So-So© | An original piece by Briana Augustus
God, I'm so happy I'm sad.
I've reached and peaked so high, I feel low.
I'm tired of falling into the traps of "why" so instead I sit here. Please don't let me cry.
I felt it earlier and a few days before.
I chuckled myself silly until twinkling eyes grew sore and tears decided to be no more.
I'm so happy, God, I'm sad and oh, God, does it make me mad!
I refuse to ask why but my countenance refuses to lie. My spirit is light but my heart is heavy.
Open to joy but my brain plays coy. Toying with my emotions like a chemist with a promotion.
New life has been risen up but the old is fizzing up to the surface from a scarred-over incision.
Now I've got to make a decision, burn bridges to nowhere and let the ashes sizzle.
What is my mission.. I'm at point-blank range of clarity but
God, my concentration is shot, my focus is distraught -
My mind's a minefield, wired full of thoughts distilled and misfired wills.

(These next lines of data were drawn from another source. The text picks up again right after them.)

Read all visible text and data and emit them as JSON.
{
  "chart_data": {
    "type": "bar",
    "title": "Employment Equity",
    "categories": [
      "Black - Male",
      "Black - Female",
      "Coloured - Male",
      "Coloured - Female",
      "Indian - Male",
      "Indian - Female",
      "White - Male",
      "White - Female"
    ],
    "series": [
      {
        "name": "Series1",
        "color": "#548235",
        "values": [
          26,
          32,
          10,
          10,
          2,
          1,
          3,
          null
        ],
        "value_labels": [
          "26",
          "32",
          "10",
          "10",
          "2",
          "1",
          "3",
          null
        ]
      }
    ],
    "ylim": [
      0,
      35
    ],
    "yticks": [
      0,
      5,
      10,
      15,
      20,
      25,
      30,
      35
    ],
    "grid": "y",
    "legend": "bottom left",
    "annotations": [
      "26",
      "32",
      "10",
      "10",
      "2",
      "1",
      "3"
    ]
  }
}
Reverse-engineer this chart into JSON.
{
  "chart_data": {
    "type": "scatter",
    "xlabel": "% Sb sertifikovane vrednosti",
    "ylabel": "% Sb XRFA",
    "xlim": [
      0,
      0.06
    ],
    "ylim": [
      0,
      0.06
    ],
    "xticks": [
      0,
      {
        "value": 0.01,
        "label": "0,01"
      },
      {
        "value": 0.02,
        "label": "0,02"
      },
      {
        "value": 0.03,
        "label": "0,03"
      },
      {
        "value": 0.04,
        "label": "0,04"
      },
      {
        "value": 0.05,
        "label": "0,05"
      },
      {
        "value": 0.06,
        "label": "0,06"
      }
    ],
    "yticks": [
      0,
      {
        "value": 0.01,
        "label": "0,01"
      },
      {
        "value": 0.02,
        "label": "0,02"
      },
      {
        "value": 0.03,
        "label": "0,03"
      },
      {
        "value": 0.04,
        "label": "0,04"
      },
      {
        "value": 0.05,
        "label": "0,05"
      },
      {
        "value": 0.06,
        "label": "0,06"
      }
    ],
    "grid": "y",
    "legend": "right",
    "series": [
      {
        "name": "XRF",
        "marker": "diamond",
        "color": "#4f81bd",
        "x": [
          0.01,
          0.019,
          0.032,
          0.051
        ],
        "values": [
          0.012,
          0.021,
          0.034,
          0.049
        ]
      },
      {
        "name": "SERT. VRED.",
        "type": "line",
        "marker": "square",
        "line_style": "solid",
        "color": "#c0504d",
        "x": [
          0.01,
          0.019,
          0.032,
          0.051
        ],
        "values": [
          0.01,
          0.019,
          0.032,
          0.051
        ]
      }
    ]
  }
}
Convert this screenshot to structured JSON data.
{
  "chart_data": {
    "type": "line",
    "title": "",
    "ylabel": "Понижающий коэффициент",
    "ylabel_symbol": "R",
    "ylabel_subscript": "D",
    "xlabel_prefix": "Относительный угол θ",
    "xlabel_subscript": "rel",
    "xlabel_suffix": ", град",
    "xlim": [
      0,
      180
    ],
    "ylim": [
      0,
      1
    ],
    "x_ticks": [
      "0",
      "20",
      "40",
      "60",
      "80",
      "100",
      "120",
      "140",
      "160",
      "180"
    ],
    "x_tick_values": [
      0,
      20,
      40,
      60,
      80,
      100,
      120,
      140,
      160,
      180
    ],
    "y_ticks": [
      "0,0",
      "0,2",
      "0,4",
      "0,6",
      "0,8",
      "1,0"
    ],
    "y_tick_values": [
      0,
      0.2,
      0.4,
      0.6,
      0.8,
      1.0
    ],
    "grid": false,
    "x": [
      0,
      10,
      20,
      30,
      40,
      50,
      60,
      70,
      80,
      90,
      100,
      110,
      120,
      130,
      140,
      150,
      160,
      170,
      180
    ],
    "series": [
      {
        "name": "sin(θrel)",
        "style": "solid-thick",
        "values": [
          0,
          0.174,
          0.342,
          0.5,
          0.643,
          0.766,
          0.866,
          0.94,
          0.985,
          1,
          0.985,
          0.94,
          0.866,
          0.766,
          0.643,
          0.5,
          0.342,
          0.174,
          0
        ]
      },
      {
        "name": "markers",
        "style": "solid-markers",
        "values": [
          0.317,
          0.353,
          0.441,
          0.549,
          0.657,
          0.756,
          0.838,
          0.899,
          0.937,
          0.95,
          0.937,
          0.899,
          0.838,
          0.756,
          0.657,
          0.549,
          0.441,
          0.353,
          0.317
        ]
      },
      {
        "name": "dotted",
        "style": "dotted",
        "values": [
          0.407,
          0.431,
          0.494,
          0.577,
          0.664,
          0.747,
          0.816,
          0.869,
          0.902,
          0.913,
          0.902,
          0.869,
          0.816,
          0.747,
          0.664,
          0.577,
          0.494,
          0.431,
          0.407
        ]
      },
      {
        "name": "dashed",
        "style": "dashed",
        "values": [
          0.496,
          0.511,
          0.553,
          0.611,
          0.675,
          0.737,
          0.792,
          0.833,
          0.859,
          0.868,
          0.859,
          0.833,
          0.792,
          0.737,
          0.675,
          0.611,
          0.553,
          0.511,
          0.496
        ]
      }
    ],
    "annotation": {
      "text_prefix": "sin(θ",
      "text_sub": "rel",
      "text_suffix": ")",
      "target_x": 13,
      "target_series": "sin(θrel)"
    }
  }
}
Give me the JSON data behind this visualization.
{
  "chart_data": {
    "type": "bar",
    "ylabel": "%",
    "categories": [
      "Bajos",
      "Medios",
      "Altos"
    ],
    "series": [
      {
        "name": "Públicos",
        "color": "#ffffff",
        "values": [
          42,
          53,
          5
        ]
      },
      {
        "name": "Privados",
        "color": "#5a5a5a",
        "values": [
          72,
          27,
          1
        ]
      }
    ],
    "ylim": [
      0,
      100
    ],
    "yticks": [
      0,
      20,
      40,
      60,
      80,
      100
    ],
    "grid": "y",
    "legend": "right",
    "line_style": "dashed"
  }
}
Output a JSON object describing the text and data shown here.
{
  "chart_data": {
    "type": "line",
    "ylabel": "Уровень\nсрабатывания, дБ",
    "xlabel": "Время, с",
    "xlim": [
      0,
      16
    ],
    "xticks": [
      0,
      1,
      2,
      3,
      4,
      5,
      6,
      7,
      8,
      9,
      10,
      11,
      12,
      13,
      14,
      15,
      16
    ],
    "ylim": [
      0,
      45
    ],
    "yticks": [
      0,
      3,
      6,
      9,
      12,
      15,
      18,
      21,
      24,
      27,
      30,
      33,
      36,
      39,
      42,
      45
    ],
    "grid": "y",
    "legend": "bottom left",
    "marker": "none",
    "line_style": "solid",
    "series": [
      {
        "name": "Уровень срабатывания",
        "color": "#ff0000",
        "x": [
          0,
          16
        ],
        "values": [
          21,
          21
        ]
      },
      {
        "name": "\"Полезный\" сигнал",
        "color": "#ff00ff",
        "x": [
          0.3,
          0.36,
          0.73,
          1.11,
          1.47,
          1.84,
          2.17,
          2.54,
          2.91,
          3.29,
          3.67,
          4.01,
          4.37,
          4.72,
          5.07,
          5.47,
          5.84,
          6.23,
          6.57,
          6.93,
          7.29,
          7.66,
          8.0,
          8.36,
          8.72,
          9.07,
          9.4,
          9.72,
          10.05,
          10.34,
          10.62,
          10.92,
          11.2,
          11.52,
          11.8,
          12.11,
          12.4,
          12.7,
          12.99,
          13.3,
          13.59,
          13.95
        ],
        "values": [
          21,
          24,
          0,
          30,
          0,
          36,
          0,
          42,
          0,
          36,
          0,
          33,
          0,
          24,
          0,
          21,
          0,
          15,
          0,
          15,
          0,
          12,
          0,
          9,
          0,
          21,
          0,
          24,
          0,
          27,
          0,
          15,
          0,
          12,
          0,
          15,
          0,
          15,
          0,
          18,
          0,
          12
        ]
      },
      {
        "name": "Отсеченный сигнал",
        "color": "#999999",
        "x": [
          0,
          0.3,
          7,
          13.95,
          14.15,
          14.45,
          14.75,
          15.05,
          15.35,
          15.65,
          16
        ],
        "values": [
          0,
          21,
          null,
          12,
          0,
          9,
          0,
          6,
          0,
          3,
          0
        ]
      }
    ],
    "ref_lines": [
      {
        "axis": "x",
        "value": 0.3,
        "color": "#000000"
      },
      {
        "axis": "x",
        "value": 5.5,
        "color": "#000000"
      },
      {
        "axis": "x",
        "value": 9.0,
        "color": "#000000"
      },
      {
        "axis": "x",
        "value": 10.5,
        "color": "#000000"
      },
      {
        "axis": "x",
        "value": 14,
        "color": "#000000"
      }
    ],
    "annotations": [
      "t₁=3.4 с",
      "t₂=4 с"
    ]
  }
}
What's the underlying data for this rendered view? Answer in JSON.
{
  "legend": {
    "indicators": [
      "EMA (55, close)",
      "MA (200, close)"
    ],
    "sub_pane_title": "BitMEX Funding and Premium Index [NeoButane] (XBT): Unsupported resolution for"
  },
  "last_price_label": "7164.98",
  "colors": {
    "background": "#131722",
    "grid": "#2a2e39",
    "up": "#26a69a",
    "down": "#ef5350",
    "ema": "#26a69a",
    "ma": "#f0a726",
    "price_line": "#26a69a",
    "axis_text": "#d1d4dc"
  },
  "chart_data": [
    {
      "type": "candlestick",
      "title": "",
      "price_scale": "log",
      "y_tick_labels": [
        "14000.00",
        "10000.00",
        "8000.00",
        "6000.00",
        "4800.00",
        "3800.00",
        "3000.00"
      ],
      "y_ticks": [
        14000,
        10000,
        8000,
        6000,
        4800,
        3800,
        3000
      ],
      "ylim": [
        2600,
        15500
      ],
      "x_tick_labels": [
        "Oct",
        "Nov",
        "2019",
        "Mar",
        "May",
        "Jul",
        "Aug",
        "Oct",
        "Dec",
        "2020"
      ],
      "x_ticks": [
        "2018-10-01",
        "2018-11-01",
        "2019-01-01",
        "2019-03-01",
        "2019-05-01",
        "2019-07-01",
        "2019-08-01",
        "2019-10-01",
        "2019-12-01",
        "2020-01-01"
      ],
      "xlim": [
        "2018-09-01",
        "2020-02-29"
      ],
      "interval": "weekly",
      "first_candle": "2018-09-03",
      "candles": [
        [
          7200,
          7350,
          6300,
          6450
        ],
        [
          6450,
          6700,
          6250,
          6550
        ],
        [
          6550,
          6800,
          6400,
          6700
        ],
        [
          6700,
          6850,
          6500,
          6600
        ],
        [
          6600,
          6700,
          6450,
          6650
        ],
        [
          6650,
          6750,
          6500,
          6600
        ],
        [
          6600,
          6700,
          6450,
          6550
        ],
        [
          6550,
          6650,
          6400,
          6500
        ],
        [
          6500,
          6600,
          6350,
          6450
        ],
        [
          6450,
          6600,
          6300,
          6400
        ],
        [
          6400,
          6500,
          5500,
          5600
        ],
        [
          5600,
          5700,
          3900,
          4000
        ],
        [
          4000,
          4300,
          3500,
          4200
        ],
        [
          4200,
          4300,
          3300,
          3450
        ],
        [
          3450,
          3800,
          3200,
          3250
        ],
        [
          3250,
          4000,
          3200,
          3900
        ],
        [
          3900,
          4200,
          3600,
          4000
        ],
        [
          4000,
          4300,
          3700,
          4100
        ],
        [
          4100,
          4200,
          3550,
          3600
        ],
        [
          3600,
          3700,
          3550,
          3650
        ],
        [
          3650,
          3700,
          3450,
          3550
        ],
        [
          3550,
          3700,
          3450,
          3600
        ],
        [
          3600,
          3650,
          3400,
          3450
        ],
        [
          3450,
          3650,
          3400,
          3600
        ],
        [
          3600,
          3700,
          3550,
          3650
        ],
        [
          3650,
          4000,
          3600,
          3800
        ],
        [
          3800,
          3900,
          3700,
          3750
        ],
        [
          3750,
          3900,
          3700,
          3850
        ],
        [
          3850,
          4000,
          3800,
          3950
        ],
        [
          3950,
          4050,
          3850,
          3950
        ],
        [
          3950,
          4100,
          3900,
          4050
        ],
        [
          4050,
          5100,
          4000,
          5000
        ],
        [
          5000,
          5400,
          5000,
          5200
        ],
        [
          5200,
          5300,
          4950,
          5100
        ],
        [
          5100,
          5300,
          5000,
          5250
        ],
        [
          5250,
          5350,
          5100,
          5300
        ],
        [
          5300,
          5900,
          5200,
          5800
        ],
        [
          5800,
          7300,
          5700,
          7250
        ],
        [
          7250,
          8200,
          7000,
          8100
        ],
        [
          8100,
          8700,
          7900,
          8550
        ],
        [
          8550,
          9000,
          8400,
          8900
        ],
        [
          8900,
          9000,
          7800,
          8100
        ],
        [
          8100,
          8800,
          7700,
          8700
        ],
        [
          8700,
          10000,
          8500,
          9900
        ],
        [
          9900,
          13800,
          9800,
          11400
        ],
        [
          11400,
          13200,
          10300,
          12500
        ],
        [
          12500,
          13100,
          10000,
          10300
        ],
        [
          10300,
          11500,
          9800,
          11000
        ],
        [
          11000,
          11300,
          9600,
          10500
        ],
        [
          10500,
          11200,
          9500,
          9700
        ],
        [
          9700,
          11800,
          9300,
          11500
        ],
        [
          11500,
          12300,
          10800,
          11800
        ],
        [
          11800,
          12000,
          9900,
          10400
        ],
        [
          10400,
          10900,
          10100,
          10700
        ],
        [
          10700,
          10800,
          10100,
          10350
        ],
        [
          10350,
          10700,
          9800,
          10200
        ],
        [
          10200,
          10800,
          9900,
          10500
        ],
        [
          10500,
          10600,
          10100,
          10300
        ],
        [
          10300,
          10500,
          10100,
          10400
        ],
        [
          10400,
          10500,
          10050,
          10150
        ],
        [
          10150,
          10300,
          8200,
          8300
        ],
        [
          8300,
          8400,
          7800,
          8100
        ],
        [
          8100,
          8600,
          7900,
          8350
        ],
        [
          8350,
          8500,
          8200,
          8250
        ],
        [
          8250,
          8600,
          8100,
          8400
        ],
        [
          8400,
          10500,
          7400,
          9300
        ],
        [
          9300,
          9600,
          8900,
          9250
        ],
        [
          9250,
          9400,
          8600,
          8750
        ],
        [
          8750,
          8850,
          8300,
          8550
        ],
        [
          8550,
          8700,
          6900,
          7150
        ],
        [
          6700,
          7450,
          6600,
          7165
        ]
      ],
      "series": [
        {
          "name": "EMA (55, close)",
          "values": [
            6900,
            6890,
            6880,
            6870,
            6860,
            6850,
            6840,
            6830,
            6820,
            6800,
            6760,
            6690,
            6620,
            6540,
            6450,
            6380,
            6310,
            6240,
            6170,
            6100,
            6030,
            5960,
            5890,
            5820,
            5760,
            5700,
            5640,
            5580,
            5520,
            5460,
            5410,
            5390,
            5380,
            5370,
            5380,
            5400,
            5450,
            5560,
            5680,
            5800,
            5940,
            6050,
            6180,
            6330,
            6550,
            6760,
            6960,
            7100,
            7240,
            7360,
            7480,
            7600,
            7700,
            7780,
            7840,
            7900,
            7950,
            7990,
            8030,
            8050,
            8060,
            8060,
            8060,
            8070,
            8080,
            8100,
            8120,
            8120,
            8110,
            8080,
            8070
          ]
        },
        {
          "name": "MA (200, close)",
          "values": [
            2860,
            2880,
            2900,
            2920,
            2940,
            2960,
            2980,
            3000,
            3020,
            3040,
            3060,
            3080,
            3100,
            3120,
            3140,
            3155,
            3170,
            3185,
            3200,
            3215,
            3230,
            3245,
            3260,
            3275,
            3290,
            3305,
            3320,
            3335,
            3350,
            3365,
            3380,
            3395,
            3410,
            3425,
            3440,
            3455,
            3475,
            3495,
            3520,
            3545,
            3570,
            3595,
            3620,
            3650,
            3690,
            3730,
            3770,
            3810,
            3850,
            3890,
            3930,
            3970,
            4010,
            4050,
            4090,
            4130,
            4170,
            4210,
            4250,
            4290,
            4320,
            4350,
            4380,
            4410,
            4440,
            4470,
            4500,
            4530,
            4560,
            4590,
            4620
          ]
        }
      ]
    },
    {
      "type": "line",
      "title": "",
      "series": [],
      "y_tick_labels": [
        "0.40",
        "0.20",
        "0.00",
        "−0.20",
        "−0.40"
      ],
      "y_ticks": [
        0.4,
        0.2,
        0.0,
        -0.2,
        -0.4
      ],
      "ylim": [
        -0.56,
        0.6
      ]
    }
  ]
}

My brain loves throwing around words for thrills - it's always easier to build than repair what's there still,
But let's be real. I'm so happy, I'm sad.
Can't - no, won't - say I'm depressed. Too much stress is brought on when considering an embrace of that mess.
Although I'm 'all good' at best - God, I'm so blessed.
I feel low still, yes. But God, I'm so happy, I'm sad, and yet still so very blessed.